Forum Discussion
May 25, 2024Copper Contributor
Removing duplicates and sorting data in columns instead of rows
Hello, one of our software exports data in the following format. I don't want to touch this file since it will be exported frequently. I want to create a different Excel file with formulas whi...
- Jun 08, 2024
As variant bit more close to UI.
First query, SourceRaw, loads the file and declares data types (not sure which exactly locale shall be used)

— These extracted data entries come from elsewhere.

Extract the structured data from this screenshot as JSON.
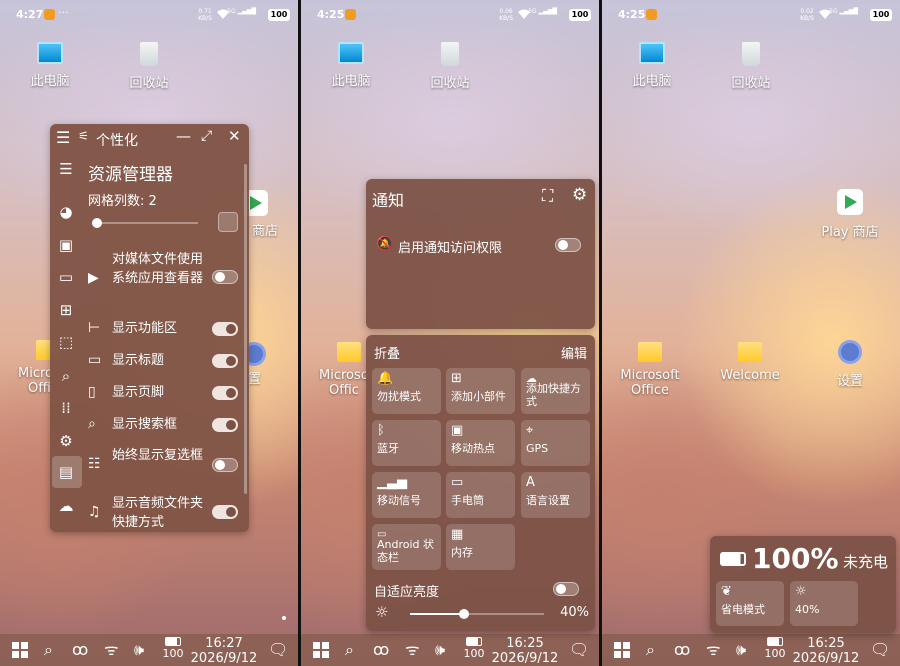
{
  "screens": [
    {
      "status": {
        "time": "4:27",
        "speed_top": "0.71",
        "speed_unit": "KB/S",
        "net": "5G",
        "battery": "100"
      },
      "desktop": {
        "this_pc": "此电脑",
        "recycle_bin": "回收站",
        "play_store_partial": "商店",
        "folder_partial": "Micro",
        "folder_partial2": "Offi",
        "settings_partial": "置"
      },
      "taskbar": {
        "battery": "100",
        "time": "16:27",
        "date": "2026/9/12"
      },
      "personalize": {
        "title": "个性化",
        "section_title": "资源管理器",
        "grid_columns": "网格列数: 2",
        "grid_columns_value": 2,
        "rows": [
          {
            "label": "对媒体文件使用系统应用查看器",
            "icon": "play-square-icon",
            "on": false
          },
          {
            "label": "显示功能区",
            "icon": "ribbon-icon",
            "on": true
          },
          {
            "label": "显示标题",
            "icon": "title-icon",
            "on": true
          },
          {
            "label": "显示页脚",
            "icon": "footer-icon",
            "on": true
          },
          {
            "label": "显示搜索框",
            "icon": "search-icon",
            "on": true
          },
          {
            "label": "始终显示复选框",
            "icon": "checklist-icon",
            "on": false
          },
          {
            "label": "显示音频文件夹快捷方式",
            "icon": "music-icon",
            "on": true
          }
        ]
      }
    },
    {
      "status": {
        "time": "4:25",
        "speed_top": "0.06",
        "speed_unit": "KB/S",
        "net": "5G",
        "battery": "100"
      },
      "desktop": {
        "this_pc": "此电脑",
        "recycle_bin": "回收站",
        "folder_partial": "Microso",
        "folder_partial2": "Offic"
      },
      "taskbar": {
        "battery": "100",
        "time": "16:25",
        "date": "2026/9/12"
      },
      "notifications": {
        "title": "通知",
        "access_label": "启用通知访问权限",
        "access_on": false
      },
      "control": {
        "title": "折叠",
        "edit": "编辑",
        "tiles": [
          {
            "label": "勿扰模式",
            "icon": "bell-icon"
          },
          {
            "label": "添加小部件",
            "icon": "widgets-icon"
          },
          {
            "label": "添加快捷方式",
            "icon": "shortcut-icon"
          },
          {
            "label": "蓝牙",
            "icon": "bluetooth-icon"
          },
          {
            "label": "移动热点",
            "icon": "hotspot-icon"
          },
          {
            "label": "GPS",
            "icon": "location-icon"
          },
          {
            "label": "移动信号",
            "icon": "signal-icon"
          },
          {
            "label": "手电筒",
            "icon": "flashlight-icon"
          },
          {
            "label": "语言设置",
            "icon": "language-icon"
          },
          {
            "label": "Android 状态栏",
            "icon": "statusbar-icon"
          },
          {
            "label": "内存",
            "icon": "memory-icon"
          }
        ],
        "auto_brightness": "自适应亮度",
        "auto_brightness_on": false,
        "brightness_text": "40%",
        "brightness_value": 0.4
      }
    },
    {
      "status": {
        "time": "4:25",
        "speed_top": "0.02",
        "speed_unit": "KB/S",
        "net": "5G",
        "battery": "100"
      },
      "desktop": {
        "this_pc": "此电脑",
        "recycle_bin": "回收站",
        "play_store": "Play 商店",
        "folder1": "Microsoft",
        "folder1b": "Office",
        "folder2": "Welcome",
        "settings": "设置"
      },
      "taskbar": {
        "battery": "100",
        "time": "16:25",
        "date": "2026/9/12"
      },
      "battery_panel": {
        "percent": "100%",
        "state": "未充电",
        "power_saver": "省电模式",
        "brightness": "40%"
      }
    }
  ]
}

let pFilepath = "C:\Test\My_Projects_&_Quotations_2024_06_05_22_36.csv", Source = Csv.Document( File.Contents(pFilepath), [Delimiter=",", Columns=15, Encoding=65001, QuoteStyle=QuoteStyle.None] ), PromoteHeaders = Table.PromoteHeaders(Source, [PromoteAllScalars=true]), DeclareType = Table.TransformColumnTypes( PromoteHeaders, { {"Gross Value", Currency.Type} , {"Date Created", type datetime} , {"Date Modified", type datetime} , {"Completion date", type date} }, "fr-LU") in DeclareType
Referenced SourceRaw query, Projects, keeps columns with repeated values for each project and removes dupicates
let Source = SourceRaw, SelectColumns = Table.RemoveColumns(Source,{"Industry Name", "Industry", "Quoted to"}), RemoveDuplicates = Table.Distinct(SelectColumns) in RemoveDuplicates
Query Industry pivots projects on them
let Source = SourceRaw, SelectColumns = Table.SelectColumns(Source,{"Project Name", "Industry", "Industry Name"}), ProjectIndustry = Table.Pivot( SelectColumns, List.Distinct(SelectColumns[Industry]), "Industry", "Industry Name", List.Min) in ProjectIndustry
Query QutedTo expands quotes to columns
let Source = SourceRaw, SelectColumns = Table.SelectColumns(Source,{"Project Name", "Quoted to"}), NoBlanks = Table.SelectRows(SelectColumns, each ([Quoted to] <> "")), RemoveDuplicates = Table.Distinct(NoBlanks), CountRecords = Table.Group( RemoveDuplicates, {"Project Name"}, {{"Count", each Table.RowCount(_), Int64.Type}}), QuoteCount = List.Max(CountRecords[Count]), names = List.Transform( {1..QuoteCount}, (q) => "Quote to #" & Text.From(q)), ListQutedTo = Table.Group( RemoveDuplicates, {"Project Name"}, {{"Quoted to", each [#"Quoted to"] }}), CombineQuotedTo = Table.TransformColumns( ListQutedTo, {"Quoted to", each Text.Combine(List.Transform(_, Text.From), "="), type text}), ExpandQuotedTo = Table.SplitColumn( CombineQuotedTo, "Quoted to", Splitter.SplitTextByDelimiter("=", QuoteStyle.Csv), names) in ExpandQuotedTo
Finally merge all togeteher
let MergeWithIndustry = Table.NestedJoin( Projects, {"Project Name"}, Industry, {"Project Name"}, "Industry", JoinKind.LeftOuter), IndustryNames = List.Skip( Table.ColumnNames(MergeWithIndustry{0}[Industry]) ), ExpandIndustry = Table.ExpandTableColumn( MergeWithIndustry, "Industry", IndustryNames), MergeQuotedTo = Table.NestedJoin( ExpandIndustry, {"Project Name"}, QuotedTo, {"Project Name"}, "QuotedTo", JoinKind.LeftOuter), QuotedToNames = List.Skip( Table.ColumnNames(MergeQuotedTo{0}[QuotedTo]) ), ExpandQuotedTo = Table.ExpandTableColumn( MergeQuotedTo, "QuotedTo", QuotedToNames) in ExpandQuotedTo
Steel Contributor
It is "close to UI" but still has lots of funky syntax....
Jun 08, 2024MVP
Only 4 manually added lines in all queries, to generate and get intermediate tables column names.